Having awakened faith in the narration's of my glories, being
disgusted with all material activities, knowing that all sense
gratification leads to misery, but still being unable to renounce
all sense enjoyment, My devotee should remain happy and
worship Me with great faith and conviction. Even though he
is sometimes engaged in sense enjoyment, My devotee knows
that all sense gratification leads to a miserable result, and he
simply repents such activities. (SB 11.20.27-28)

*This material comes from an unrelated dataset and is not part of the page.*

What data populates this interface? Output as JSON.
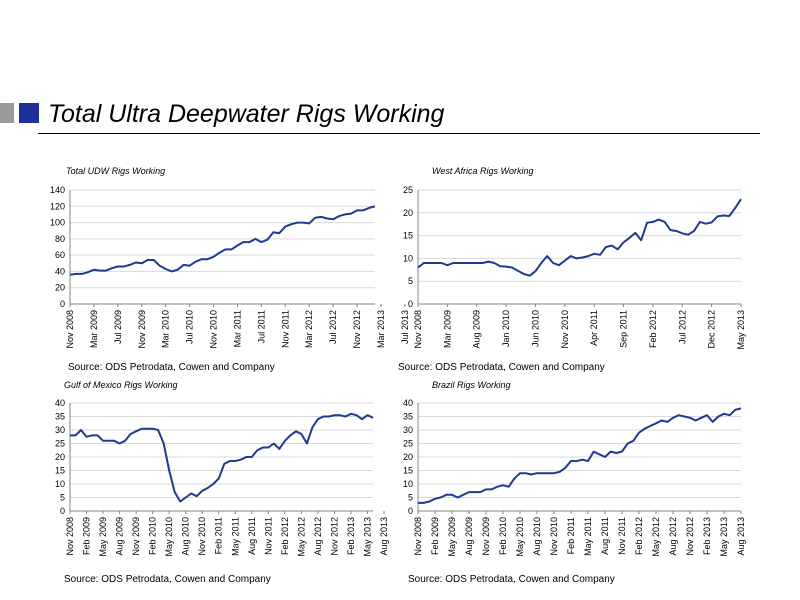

Fall, scrape your knee, use that experience to avoid it from happening again, knowing what type of reactions it brings. Guilt and discouragement stem from the same misidentification that we are this gross body and nothing more, thus in order to attain fixed remembrance of Krsna, we must even look past our own shortcomings of failing to follow our own principles, be honest with ourselves, and work towards overcoming them You have Krsnas encouragement what more do we need?

Dear Scientist,
How can you be so self-righteous about something as relative as matter??? It is in constant change and any truth that is derived from the information that you amass in this insignificant amount of time may only be applicable to that particular situation. In other words, how can you find an absolute, something solid… something eternal - that which cannot be destroyed, when all the evidence that you have is from temporary, imperfect sources and is subjected to the dictates of time place and circumstance? Even the process by which you gather the information is faulty (through sense perception), so how can I put faith in your words? You study bones and rocks to gather information about the origins of human civilization, and use instruments ranging from telescopes to microscopes in hopes of someday uncovering “the mystery of life”. But what seems you accept as solid fact, even amongst your own practitioners and colleges, has a cloud of doubt over it. The “facts”, as you know them, seem to constantly be changing with every new “discovery”. What does this tell us? That your whole foundation, everything you base your evidence on (the temporary, material world), is just as shaky as the blind sentimentalist, practitioner of religious faith, thus giving you no authority to state what is real or what is illusion. Acceptance without inquiry gets us nowhere, while the flipped of the coin, mental speculation, takes us down the same very same path, only in a much different way. The scientific process definitely does work, that can be accepted, but the difference between following the descending process of information (knowledge which has been given by the Absolute Truth, and handed down for millennia from teacher to student in an unbroken chain), as opposed to the ascending process of mental speculation, is that one need not wonder about what is truth, but by inquiring from a realized practitioner of the descending process, and practically applying their instructions, one can actually experience the Absolute Truth in this lifetime.
In the words of Srila Prabhupada:

“But those so-called scientists and philosophers who do not follow this system of descending knowledge, who do not accept knowledge thus received from higher authorities - they can't have any perfect knowledge, no matter what research work they carry out with their blunt senses. So whatever they say, we take it as imperfect.
“Our method is different from theirs. They are searching after dead bones, and we are searching after living brains. This point should be stressed. They are dealing with dead bones, and we are dealing with living brains. So which should be considered better?”